Les membres ont brièvement rappelé « les mesures d’apaisement qui doivent être prises » sans évoquer la démarche à suivre, et encore moins le discours de Gaid Salah qui refuse « catégoriquement » ces mesures.

Cette décision intervient au moment où tout le monde s’attendait à ce que les personnalités se retirent de cette initiative après le discours du chef de l’Etat-major, Ahmed Gaid Salah, qui a rappelé « qu’il lui appartient « dans ce contexte, de mettre en exergue certaines de ces idées empoisonnées que véhicule la bande et qu’adoptent certains porte-voix qui orbitent autour d’elle, notamment l’appel à l’élargissement des détenus, qualifiés à tort comme des prisonniers d’opinion, en guise de dispositions d’apaisement selon eux.

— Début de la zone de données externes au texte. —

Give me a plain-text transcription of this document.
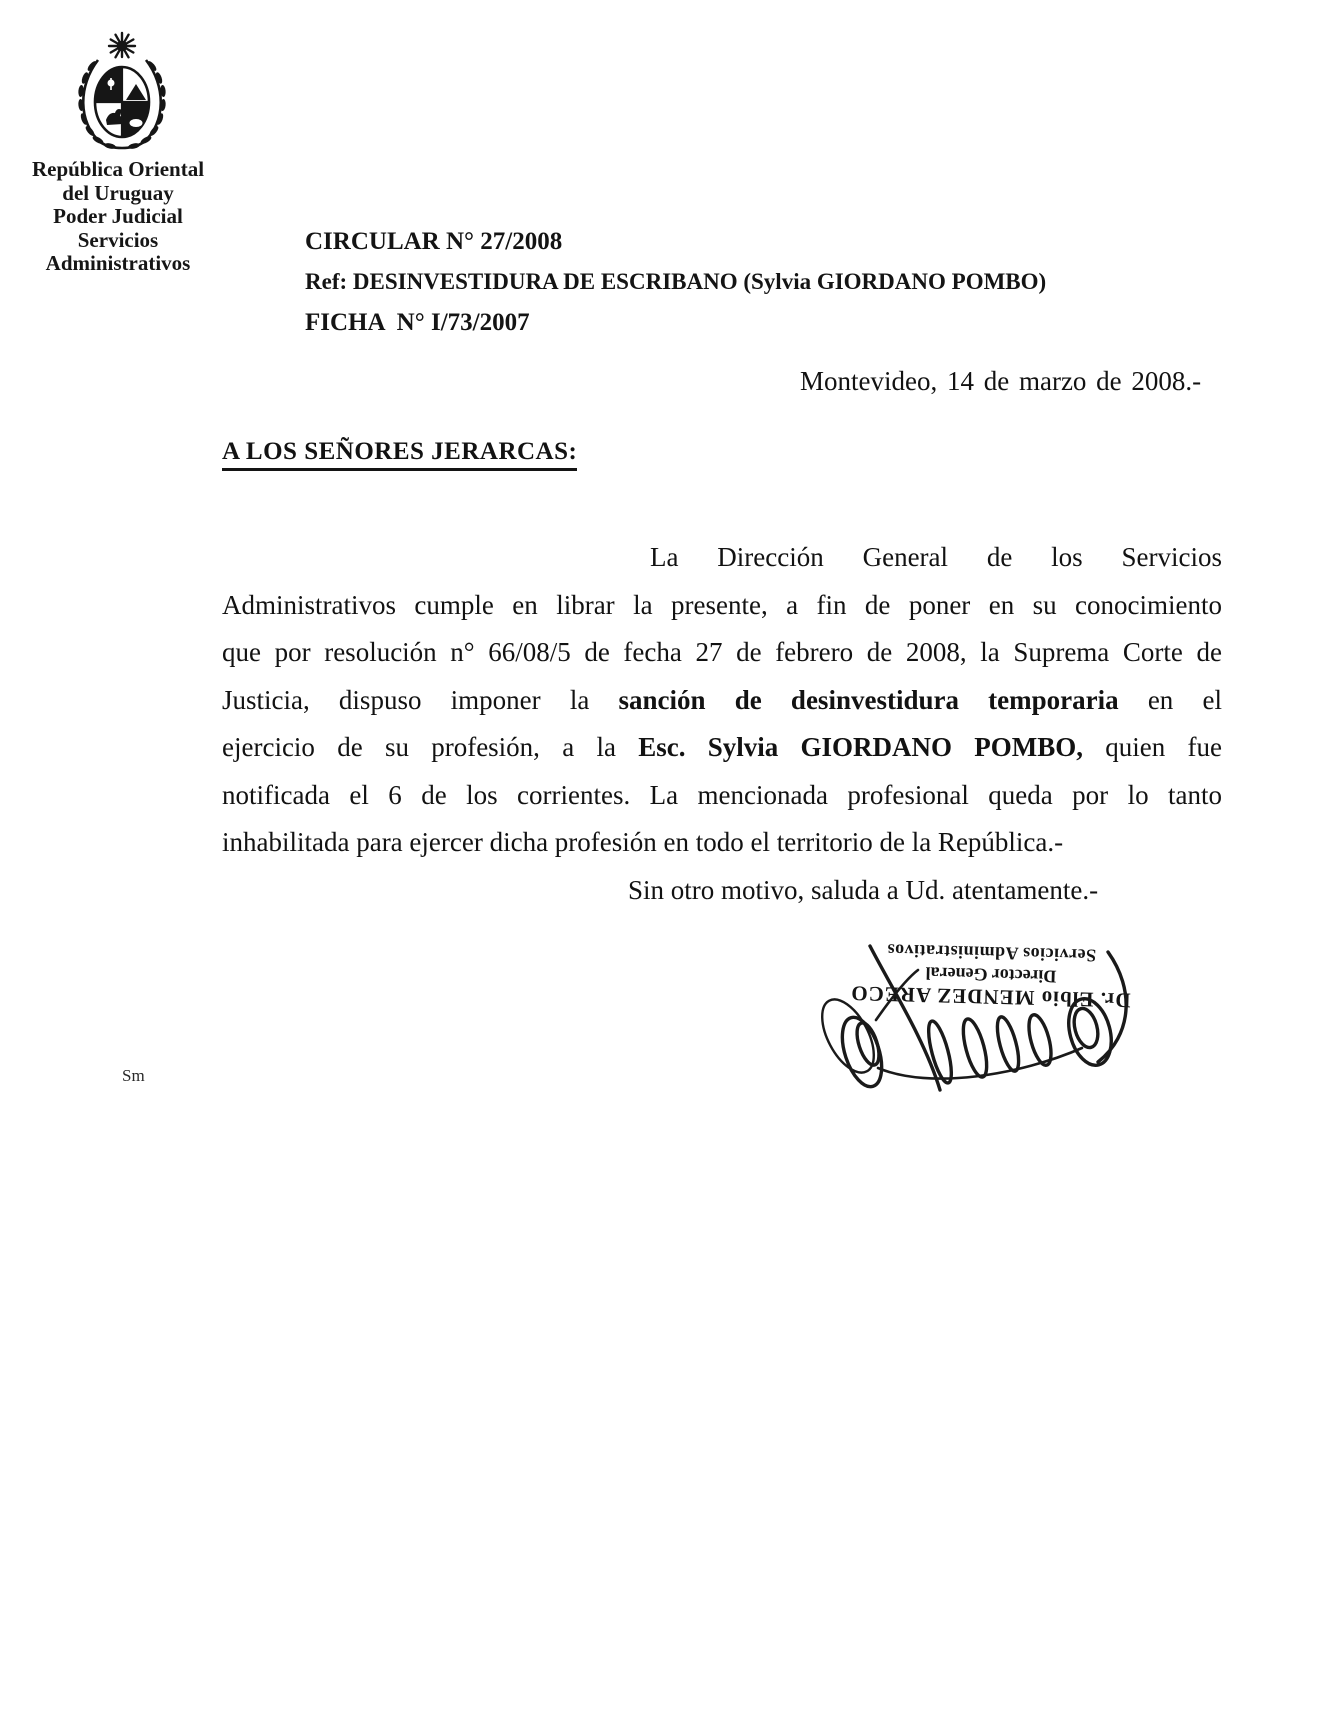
República Oriental
del Uruguay
Poder Judicial
Servicios
Administrativos
CIRCULAR N° 27/2008
Ref: DESINVESTIDURA DE ESCRIBANO (Sylvia GIORDANO POMBO)
FICHA  N° I/73/2007
Montevideo, 14 de marzo de 2008.-
A LOS SEÑORES JERARCAS:
La Dirección General de los Servicios
Administrativos cumple en librar la presente, a fin de poner en su conocimiento
que por resolución n° 66/08/5 de fecha 27 de febrero de 2008, la Suprema Corte de
Justicia, dispuso imponer la sanción de desinvestidura temporaria en el
ejercicio de su profesión, a la Esc. Sylvia GIORDANO POMBO, quien fue
notificada el 6 de los corrientes. La mencionada profesional queda por lo tanto
inhabilitada para ejercer dicha profesión en todo el territorio de la República.-
Sin otro motivo, saluda a Ud. atentamente.-
Dr. Elbio MENDEZ ARECO
Director General
Servicios Administrativos
Sm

Aussi, je rappelle encore une fois que seule la justice est souveraine de la décision, conformément à la loi, concernant ces individus qui se sont pris aux symboles et aux institutions de l’État et ont porté outrage à l’emblème national ».

Les membres du panel ont aussi rappelé que « l’intérêt du pays doit être mis au-dessus de toute considération », précise le communiqué qui révèle que de nombreuses personnalités, dont les noms seront dévoilés ultérieurement, ont accepté de répondre à « l’appel de la patrie ».